Sep 29, 2011 Russ Tarby Uncategorized
The Hot Club of Cowtown — the country swing combo featuring fiddler Elana James — laid down roots in San Diego and Austin, but when the threesome needed to name itself, Fort Worth was the city to make the moniker.
Because Fort Worth, also known as “Cowtown,” was where Bob Wills began his reign as the King of Swing in 1929.
“I really admire Bob Wills for his vision and obvious relentlessness in developing Western Swing into a popular genre,” James told an interviewer.
The Hot Club of Cowtown’s new CD, “What Makes Bob Holler,” is a spirited collection of 14 tunes made famous by Bob Wills and His Texas Playboys including “Stay All Night,” “Time Changes Everything” and the classic ballad, “Faded Love.”
Also featuring guitarist Whit Smith and bassist Jake Erwin, the Hot Club combo will perform at 8 p.m. on Sunday, Oct. 2, at the Catherine Cummings Theater, 16 Lincklaen St. in Cazenovia, following an opening set by Syracuse Area Music Award-winning guitarist Loren Barrigar.
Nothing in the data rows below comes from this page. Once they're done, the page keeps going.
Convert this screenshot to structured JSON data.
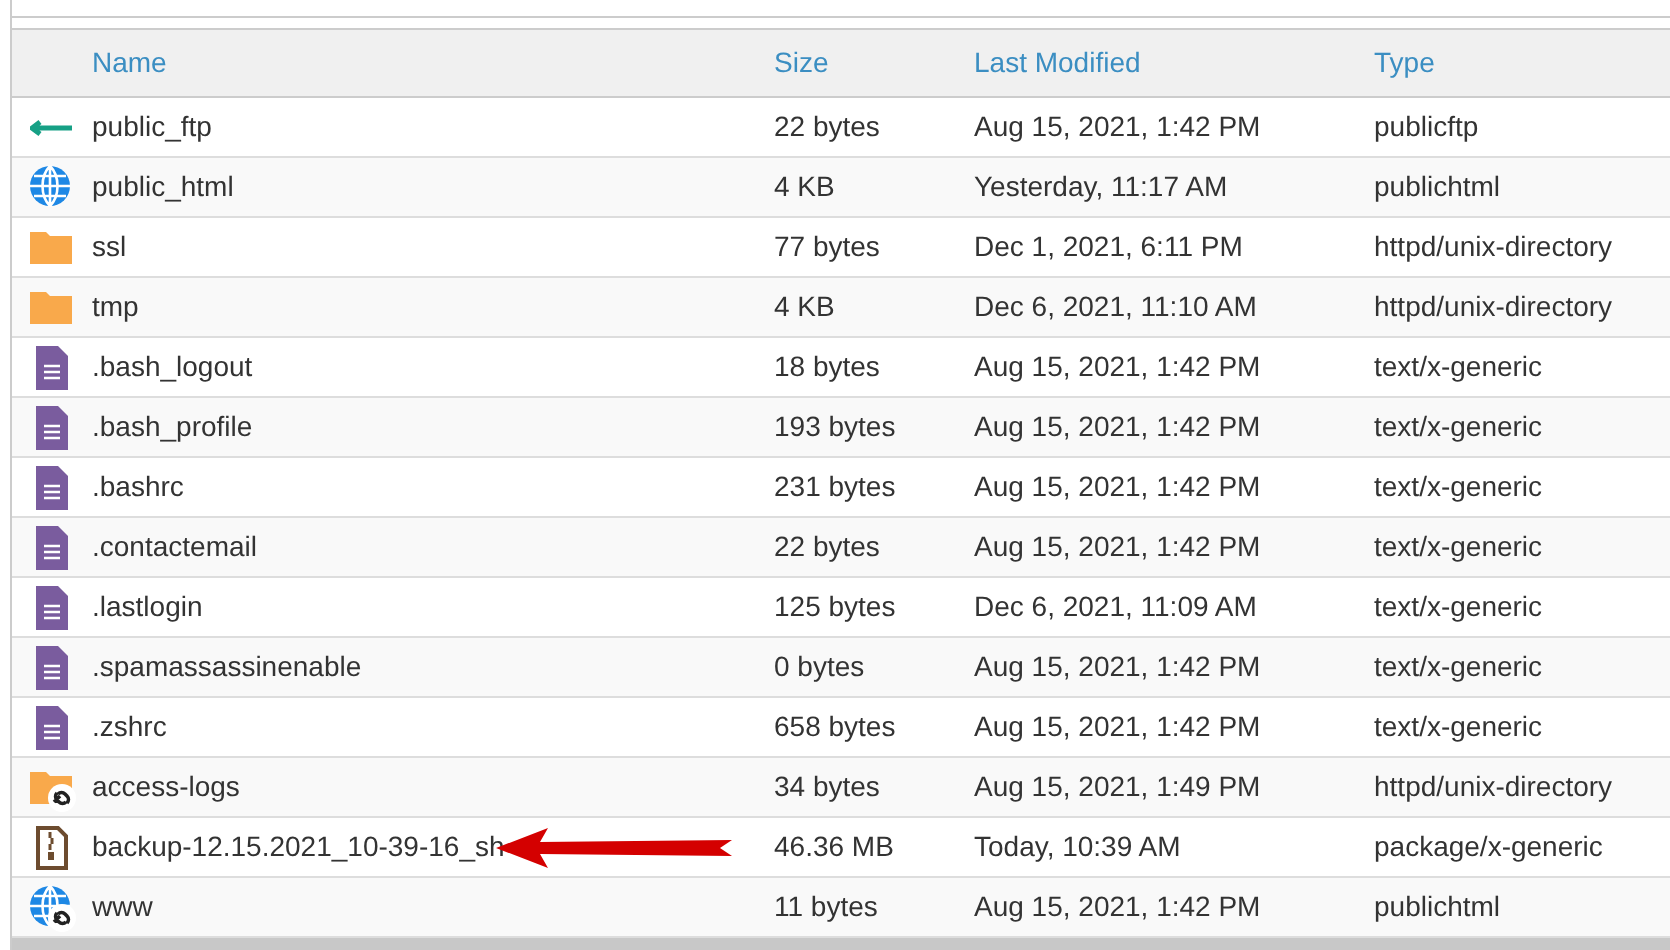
{
  "columns": [
    "Name",
    "Size",
    "Last Modified",
    "Type"
  ],
  "rows": [
    {
      "kind": "ftp",
      "name": "public_ftp",
      "size": "22 bytes",
      "modified": "Aug 15, 2021, 1:42 PM",
      "type": "publicftp"
    },
    {
      "kind": "web",
      "name": "public_html",
      "size": "4 KB",
      "modified": "Yesterday, 11:17 AM",
      "type": "publichtml"
    },
    {
      "kind": "folder",
      "name": "ssl",
      "size": "77 bytes",
      "modified": "Dec 1, 2021, 6:11 PM",
      "type": "httpd/unix-directory"
    },
    {
      "kind": "folder",
      "name": "tmp",
      "size": "4 KB",
      "modified": "Dec 6, 2021, 11:10 AM",
      "type": "httpd/unix-directory"
    },
    {
      "kind": "text",
      "name": ".bash_logout",
      "size": "18 bytes",
      "modified": "Aug 15, 2021, 1:42 PM",
      "type": "text/x-generic"
    },
    {
      "kind": "text",
      "name": ".bash_profile",
      "size": "193 bytes",
      "modified": "Aug 15, 2021, 1:42 PM",
      "type": "text/x-generic"
    },
    {
      "kind": "text",
      "name": ".bashrc",
      "size": "231 bytes",
      "modified": "Aug 15, 2021, 1:42 PM",
      "type": "text/x-generic"
    },
    {
      "kind": "text",
      "name": ".contactemail",
      "size": "22 bytes",
      "modified": "Aug 15, 2021, 1:42 PM",
      "type": "text/x-generic"
    },
    {
      "kind": "text",
      "name": ".lastlogin",
      "size": "125 bytes",
      "modified": "Dec 6, 2021, 11:09 AM",
      "type": "text/x-generic"
    },
    {
      "kind": "text",
      "name": ".spamassassinenable",
      "size": "0 bytes",
      "modified": "Aug 15, 2021, 1:42 PM",
      "type": "text/x-generic"
    },
    {
      "kind": "text",
      "name": ".zshrc",
      "size": "658 bytes",
      "modified": "Aug 15, 2021, 1:42 PM",
      "type": "text/x-generic"
    },
    {
      "kind": "folder-link",
      "name": "access-logs",
      "size": "34 bytes",
      "modified": "Aug 15, 2021, 1:49 PM",
      "type": "httpd/unix-directory"
    },
    {
      "kind": "archive",
      "name": "backup-12.15.2021_10-39-16_sh",
      "size": "46.36 MB",
      "modified": "Today, 10:39 AM",
      "type": "package/x-generic",
      "annotated": true
    },
    {
      "kind": "web-link",
      "name": "www",
      "size": "11 bytes",
      "modified": "Aug 15, 2021, 1:42 PM",
      "type": "publichtml"
    }
  ]
}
Admission costs $25, and a cash bar will be available.
While James gets most of the attention with her sultry vocals and sensational fiddle playing, Smith turns up the heat with his fiery fretwork. He strums a 1946 Gibson archtop guitar played through a 1937 Gibson amp, gear that gives him an authentic Swing Era sound.
“What people enjoy about us is that we’re sincere,” Smith said. “The music’s got a lot of energy, and I think they like that.”
On the new disc, Smith sings lead on “The Devil Ain’t Lazy” as the band whoops it up behind him with some devilish call and response. Meanwhile, doghouse bassist Jake Erwin turns in a rollicking double-time solo on “Stay a Little Longer.” On stage, the hyperkinetic Erwin proves quite the showman.
Raised in Kansas City by a violinist mother, James (then known as Elena Fremerman) was schooled since age 5 in the Suzuki method of fiddle-playing. During her college years, she discovered Western Swing while studying with violinist Marty Laster in New York.
That led her to absorb the jazz violin styles of Stuff Smith, Joe Venuti and Stephane Grappelli. She put together all those influences when she relocated to San Diego where she and Smith founded the Hot Club of Cowtown in 1996.
That band has released ten discs, from 1998’s “Swingin’ Stampede” to this year’s “What Makes Bob Holler.”
In 2005, James worked a road gig as a member of Bob Dylan’s band and she played sessions for Willie Nelson’s two-CD set “Last of the Breed.” She played alongside 80-year-old Texas fiddler Johnny Gimble, who had performed with Bob Wills & His Texas Playboys in the 1940s.